В ту минуту я и представить не мог, что уже завтра вечером один из сюжетных поворотов книги “Шесть колонн” буквально оживет перед моими глазами.
Мы с Володей работали в разных бригадах, соответственно, и день у каждого складывался по-своему.
Поэтому по вечерам нам всегда было что обсудить.
В тот вечер он сказал мне:
– Приехал новый стройотряд из Ленинграда. Они разместились в 6-ом квартале (речь, понятно, шла о Чиланзаре). У них своя столовая, и там работает классная девчонка. Не знаю, как ее зовут, но знаю точно, где она живет. Почему бы не нагрянуть в гости? Познакомиться, а? Попытка не пытка! Составишь компанию? Ведь у нее, наверняка, есть подруга. Ну, чего нам киснуть в нашей казарме?!
На такое предложение трудно было возразить, да и зачем?
Мы привели себя в порядок и отправились в путь.
Жилой городок ленинградцев разместился на зеленой территории среди пятиэтажек – пресловутых “хрущевок”, которые тогда являлись вожделенной мечтой для тысяч ташкентских семей.
Городок же строителей представлял собой ряды сборных домиков, показавшихся нам верхом комфортности.
Уже давно стемнело, а темень в наших краях очень плотная и бархатистая, безо всяких полутеней.
Почти все окна в домиках были темны, но где-то в глубине городка ярко светил прожектор.
Оттуда доносились ритмы танцевальной музыки и веселые выкрики.
На эти звуки мы и направились.
Вскоре нашим взорам предстало серебристое строение, похожее на небольшой ангар.

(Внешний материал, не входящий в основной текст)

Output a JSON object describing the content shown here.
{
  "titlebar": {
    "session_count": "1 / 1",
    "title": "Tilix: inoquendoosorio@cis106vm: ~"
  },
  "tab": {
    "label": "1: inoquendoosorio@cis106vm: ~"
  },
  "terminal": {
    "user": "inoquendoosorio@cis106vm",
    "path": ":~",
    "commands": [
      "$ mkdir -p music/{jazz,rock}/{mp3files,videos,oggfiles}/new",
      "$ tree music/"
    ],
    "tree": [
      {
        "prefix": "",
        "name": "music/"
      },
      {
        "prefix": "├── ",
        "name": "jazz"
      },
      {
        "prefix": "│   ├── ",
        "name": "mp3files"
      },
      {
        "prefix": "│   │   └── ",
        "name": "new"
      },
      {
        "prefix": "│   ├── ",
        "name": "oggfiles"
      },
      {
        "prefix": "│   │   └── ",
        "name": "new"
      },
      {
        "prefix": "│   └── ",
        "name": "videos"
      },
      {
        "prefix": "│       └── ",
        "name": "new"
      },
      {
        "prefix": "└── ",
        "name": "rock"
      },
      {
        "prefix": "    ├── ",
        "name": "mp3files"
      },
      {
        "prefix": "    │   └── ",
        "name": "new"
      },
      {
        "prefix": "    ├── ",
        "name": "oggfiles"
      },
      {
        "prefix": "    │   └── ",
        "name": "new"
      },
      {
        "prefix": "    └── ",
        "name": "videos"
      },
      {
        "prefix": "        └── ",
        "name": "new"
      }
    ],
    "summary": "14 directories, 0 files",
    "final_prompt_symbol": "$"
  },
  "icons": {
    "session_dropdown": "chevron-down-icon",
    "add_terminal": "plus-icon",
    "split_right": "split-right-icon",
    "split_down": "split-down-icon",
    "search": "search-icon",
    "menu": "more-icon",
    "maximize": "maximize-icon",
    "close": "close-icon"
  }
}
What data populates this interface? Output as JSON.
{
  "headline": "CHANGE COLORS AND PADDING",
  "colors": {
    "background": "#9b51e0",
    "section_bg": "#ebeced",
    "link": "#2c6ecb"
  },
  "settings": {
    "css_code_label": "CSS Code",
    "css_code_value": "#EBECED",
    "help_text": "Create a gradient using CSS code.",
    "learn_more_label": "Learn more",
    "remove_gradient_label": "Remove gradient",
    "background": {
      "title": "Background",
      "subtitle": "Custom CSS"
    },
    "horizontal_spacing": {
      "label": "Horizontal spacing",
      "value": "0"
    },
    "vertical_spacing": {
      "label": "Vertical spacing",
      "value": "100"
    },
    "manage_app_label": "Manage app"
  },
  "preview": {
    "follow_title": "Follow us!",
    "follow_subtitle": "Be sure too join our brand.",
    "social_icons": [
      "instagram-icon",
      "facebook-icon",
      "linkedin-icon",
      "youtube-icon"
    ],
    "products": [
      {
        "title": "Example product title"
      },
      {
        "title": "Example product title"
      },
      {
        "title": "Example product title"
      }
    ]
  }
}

Подобные сооружения многие строительные организации использовали в ту пору в качестве складов для хранения наиболее дефицитных материалов.
Но сейчас внутри этой металлической решетчатой коробки было устроено что-то вроде танцплощадки.
Вдоль стен были развешаны воздушные шары, бумажные фонарики, флажки, юмористические плакаты, в глубине играл самодеятельный оркестр, а посередине танцевали полсотни пар, или около того.
Очевидно, строители отмечали какой-то праздник, быть может, новоселье.
– Зайдем? – кивнул мне Володя, указывая на узкую рамку входа, как бы врезанного в металлическую сеть.
– Почему бы и нет?!
На нас никто не обращал внимания, и мы уверенно переступили через высокий порог, оказавшись внутри ангара, где веселье било через край, и здесь, недалеко от входа, остановились, чтобы осмотреться.
А в следующую секунду могучий подземный монстр вдруг резко заворочался в своем логове.
Весь предыдущий опыт подсказывал мне, что сила толчков находится, быть может, у отметки 5 баллов.
В принципе, ситуация была практически безопасной.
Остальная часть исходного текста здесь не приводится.